Some exercises with a random variable $Z(w)=\left\{\begin{matrix} X(w)& \mbox{if}\ Y(w)\geq 0 \\ -X(w)&\mbox{if} \ Y(w)<0 \end{matrix}\right.$

Question

Hey I want to check my solutions for this problem:

Let $X$ and $Y$ be independent standard normally distributed random variables on a probability space $(\Omega, \mathcal F, \mathbb P)$ and define

$Z(w)=\left\{\begin{matrix} X(w)& \mbox{if}\ Y(w)\geq 0 \\ -X(w)&\mbox{if} \ Y(w)<0 \end{matrix}\right.$

1. Why is Z a random variable? Determine, as concretely as possible, the distribution of Z.

2. Calculate the correlation $Corr(X,Z)$ between $X$ and $Z$. Is $(X,Z)$ multivariate normally distributed? Explain.

3. Calculate the probabilities $P[X + Z] = 0$.

What I have:

1. So a random variable is a measurable function on a probabilty space. Therefore a construct of measurable functions is in turn a measurable function. Therefore is the construct of $Z(w)$ a random variable.

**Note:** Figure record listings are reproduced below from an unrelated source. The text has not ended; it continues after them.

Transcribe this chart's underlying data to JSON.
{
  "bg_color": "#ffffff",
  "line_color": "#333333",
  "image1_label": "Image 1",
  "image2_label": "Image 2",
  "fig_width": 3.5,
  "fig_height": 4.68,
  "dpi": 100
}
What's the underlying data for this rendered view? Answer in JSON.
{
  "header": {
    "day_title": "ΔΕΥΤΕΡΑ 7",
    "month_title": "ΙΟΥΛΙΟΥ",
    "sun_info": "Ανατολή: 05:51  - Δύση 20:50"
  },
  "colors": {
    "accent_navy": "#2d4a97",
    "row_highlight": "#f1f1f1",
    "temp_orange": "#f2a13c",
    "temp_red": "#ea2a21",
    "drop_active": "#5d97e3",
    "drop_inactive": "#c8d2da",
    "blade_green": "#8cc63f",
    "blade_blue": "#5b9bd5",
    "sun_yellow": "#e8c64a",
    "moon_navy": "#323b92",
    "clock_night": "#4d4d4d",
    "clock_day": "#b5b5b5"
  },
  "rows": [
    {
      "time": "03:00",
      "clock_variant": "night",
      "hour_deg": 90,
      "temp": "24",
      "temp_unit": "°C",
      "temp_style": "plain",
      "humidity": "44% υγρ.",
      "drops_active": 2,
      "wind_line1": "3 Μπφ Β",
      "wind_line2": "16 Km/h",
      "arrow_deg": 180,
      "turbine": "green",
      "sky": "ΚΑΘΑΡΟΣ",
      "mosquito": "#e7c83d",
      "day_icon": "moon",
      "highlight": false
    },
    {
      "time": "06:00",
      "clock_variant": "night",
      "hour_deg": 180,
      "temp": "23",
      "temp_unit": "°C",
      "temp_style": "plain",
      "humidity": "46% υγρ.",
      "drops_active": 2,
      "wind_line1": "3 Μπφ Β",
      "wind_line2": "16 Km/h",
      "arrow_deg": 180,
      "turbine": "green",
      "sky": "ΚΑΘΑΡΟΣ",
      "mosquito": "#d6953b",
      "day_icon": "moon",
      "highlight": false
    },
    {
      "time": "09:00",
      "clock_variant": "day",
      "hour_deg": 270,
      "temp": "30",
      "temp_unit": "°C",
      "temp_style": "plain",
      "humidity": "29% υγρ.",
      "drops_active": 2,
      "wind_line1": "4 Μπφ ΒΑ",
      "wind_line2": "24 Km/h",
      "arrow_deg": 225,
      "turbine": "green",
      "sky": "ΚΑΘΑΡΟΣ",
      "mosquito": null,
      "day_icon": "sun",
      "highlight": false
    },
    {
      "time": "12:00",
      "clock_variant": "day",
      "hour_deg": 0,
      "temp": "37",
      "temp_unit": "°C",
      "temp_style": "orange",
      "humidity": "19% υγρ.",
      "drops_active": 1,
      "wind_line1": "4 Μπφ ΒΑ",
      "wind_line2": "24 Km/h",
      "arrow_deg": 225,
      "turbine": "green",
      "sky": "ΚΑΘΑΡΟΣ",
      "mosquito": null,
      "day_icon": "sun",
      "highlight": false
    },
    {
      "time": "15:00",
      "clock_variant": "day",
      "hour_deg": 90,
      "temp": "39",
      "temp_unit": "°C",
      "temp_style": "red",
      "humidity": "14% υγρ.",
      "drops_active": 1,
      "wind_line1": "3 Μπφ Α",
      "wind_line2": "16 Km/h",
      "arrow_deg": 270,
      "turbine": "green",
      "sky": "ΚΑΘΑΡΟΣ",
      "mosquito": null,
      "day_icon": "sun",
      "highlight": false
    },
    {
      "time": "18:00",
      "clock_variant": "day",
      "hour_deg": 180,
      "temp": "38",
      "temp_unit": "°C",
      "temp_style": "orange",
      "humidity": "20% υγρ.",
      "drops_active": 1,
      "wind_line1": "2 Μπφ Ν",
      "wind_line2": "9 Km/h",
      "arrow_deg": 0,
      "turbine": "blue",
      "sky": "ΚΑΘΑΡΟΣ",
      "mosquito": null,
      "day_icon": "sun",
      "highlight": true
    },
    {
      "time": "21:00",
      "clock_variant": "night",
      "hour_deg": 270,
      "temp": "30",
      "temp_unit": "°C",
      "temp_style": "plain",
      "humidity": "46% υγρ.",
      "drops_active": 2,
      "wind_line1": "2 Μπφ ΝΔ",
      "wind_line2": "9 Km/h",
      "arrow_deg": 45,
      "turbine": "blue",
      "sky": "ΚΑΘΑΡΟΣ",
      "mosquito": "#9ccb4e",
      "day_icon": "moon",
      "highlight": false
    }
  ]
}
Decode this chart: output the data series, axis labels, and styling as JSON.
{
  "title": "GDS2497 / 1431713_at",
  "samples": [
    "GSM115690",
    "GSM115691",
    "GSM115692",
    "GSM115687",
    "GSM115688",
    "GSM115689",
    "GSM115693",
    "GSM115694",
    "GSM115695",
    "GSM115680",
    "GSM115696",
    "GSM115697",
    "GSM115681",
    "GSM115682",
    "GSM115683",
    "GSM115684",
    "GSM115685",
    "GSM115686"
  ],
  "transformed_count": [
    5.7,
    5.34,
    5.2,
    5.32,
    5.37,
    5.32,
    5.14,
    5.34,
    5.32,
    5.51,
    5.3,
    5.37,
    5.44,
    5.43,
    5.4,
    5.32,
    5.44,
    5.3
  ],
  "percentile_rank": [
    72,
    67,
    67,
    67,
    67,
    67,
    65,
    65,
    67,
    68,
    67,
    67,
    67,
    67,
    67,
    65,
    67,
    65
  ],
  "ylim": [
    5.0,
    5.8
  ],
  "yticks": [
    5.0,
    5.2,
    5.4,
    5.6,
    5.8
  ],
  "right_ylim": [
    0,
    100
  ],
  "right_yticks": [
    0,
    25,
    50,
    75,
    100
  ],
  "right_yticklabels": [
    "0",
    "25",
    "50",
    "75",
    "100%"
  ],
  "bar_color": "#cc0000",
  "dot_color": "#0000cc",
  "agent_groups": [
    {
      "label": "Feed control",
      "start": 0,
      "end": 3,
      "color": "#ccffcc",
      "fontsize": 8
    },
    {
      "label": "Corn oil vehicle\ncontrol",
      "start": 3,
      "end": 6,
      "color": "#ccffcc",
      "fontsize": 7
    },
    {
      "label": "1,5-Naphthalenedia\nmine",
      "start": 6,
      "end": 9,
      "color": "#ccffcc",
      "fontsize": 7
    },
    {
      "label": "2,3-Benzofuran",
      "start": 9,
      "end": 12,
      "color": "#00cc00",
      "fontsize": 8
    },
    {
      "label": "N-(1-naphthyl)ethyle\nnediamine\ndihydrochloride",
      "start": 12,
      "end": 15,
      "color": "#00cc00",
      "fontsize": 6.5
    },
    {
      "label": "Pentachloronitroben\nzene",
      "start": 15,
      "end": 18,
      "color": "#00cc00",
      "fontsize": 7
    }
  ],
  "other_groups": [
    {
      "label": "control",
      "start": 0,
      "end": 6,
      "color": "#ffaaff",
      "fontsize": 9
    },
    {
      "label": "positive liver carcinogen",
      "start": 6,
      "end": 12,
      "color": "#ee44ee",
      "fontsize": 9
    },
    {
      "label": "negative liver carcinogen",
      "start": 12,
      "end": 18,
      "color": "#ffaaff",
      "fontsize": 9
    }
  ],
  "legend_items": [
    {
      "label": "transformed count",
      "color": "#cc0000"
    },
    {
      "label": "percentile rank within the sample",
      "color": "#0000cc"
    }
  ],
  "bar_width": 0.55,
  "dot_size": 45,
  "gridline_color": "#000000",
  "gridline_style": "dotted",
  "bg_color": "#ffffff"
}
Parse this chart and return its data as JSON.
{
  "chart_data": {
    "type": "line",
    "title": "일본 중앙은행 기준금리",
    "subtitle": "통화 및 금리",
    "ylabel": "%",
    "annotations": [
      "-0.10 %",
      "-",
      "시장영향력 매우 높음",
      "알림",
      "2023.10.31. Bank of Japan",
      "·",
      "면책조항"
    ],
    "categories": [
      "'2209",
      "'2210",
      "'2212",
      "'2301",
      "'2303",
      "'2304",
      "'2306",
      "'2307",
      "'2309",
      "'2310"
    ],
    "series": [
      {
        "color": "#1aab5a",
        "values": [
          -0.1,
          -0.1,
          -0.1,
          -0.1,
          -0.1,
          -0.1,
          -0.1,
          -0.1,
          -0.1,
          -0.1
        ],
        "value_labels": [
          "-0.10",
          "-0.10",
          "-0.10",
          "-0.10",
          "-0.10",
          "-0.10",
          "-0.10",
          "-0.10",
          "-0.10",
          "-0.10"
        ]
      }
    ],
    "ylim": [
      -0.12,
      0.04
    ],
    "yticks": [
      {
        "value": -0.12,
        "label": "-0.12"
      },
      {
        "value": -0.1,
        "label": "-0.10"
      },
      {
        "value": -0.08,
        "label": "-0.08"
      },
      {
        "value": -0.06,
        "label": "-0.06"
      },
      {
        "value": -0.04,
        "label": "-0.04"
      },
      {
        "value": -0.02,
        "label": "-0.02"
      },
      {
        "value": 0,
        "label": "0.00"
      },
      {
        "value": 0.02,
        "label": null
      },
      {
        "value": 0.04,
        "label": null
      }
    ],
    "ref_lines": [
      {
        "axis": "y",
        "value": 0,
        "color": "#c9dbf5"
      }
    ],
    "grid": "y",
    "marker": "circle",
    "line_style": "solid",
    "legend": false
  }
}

For the second part I have not so many ideas: What I thougt is:

$F_Z(z)=P(Z \leq z)=P(Z \leq z, Y \geq 0)+P(Z \leq z, Y > 0)=P(X \leq z)+P(-X \leq z)=P(X \leq z)+P(X \geq -z)=P(X \leq z)+(1-(P(X \leq -z))=\Phi(z)+(1-\Phi(-z))=\Phi(z)+(1-(1-\Phi(z)))=2\Phi(z)$

2. To calculate the $Corr(X,Z)$ I need to calculate $Cov(X,Z)=E[XZ]-E[X]E[Z]$ For $E[X]=0$ since $X$ is normal distributed So I need only to calculate $E[XZ]$

My idea was (but I don't know if it is correct) to calculate:

We know that $f_Z(z)=d/dz 2\Phi(z)=2\varphi(z)=$ Also $2 \times$ the distribution of $X$ so we have that $Z=2X$

$E[XZ]=E[2X^2]=2E[X^2]=\int_{-\infty}^{\infty}2z^2\frac {e^{-z^{2}/2}}{\sqrt {2\pi }}=2$

(I had to do this calculation with an online integral calculator. Is there a way to solve the integral faster?) We have $Var(Z)=Var(2X^2)=4Var(X^2)=$

So we have

$Corr(X,Z)=\frac{Cov(X,Z)}{\sigma(Z) \sigma(X)}=\frac{2}{\sqrt{4Var(X^2)Var(X)}}=\frac{1}{\sqrt{Var(X^2)Var(X)}}$

For 3. We can use the Convolution of probability distributions, right? $P^{X+Z}=\int_{-\infty}^{\infty}\int_{-\infty}^{\infty}2\varphi(x+z)\varphi(z)dxdz$

Am I right? Where are my errors? Thanks for any help.

Answer 1

$E(\exp(itZ))=E(\exp(itX)\mathbf{1}_{Y>0})+E(\exp(-itX)\mathbf{1}_{Y<0})$

Now $X$ and $-X$ are normally distributed(and hence have same characteristic functions) and independent of $Y$. and $E(\mathbf{1}_{Y>0})=P(Y>0)=\frac{1}{2}$

Hence the above is just $E(\exp(itZ))=\frac{1}{2}\phi(t)+\frac{1}{2}\phi(t)=\phi(t)$ where $\phi$ is the characteristic function of $X$.

Thus $Z$ and $X$ have same distribution.

$E(XZ)=E(X^{2}\mathbf{1}_{Y>0})-E(X^{2}\mathbf{1}_{Y<0})=\frac{1}{2}(E(X^{2})-E(X^{2}))=0$

If $(X,Z)$ was multivariate gaussian, then their $0$ covariance would have implied independence of $X$ and $Z$ which they are clearly not.

$P(X+Z=0)=P(2X=0,Y>0)+P(Y<0)=0+\frac{1}{2}=\frac{1}{2}$ . Note that this also proves that $(X,Z)$ cannot be multivariate Gaussian as otherwise, $aX+bZ$ would have Gaussian distribution. But here, $X+Z$ cannot even have continuous distribution as it gives half of it's mass to $0$.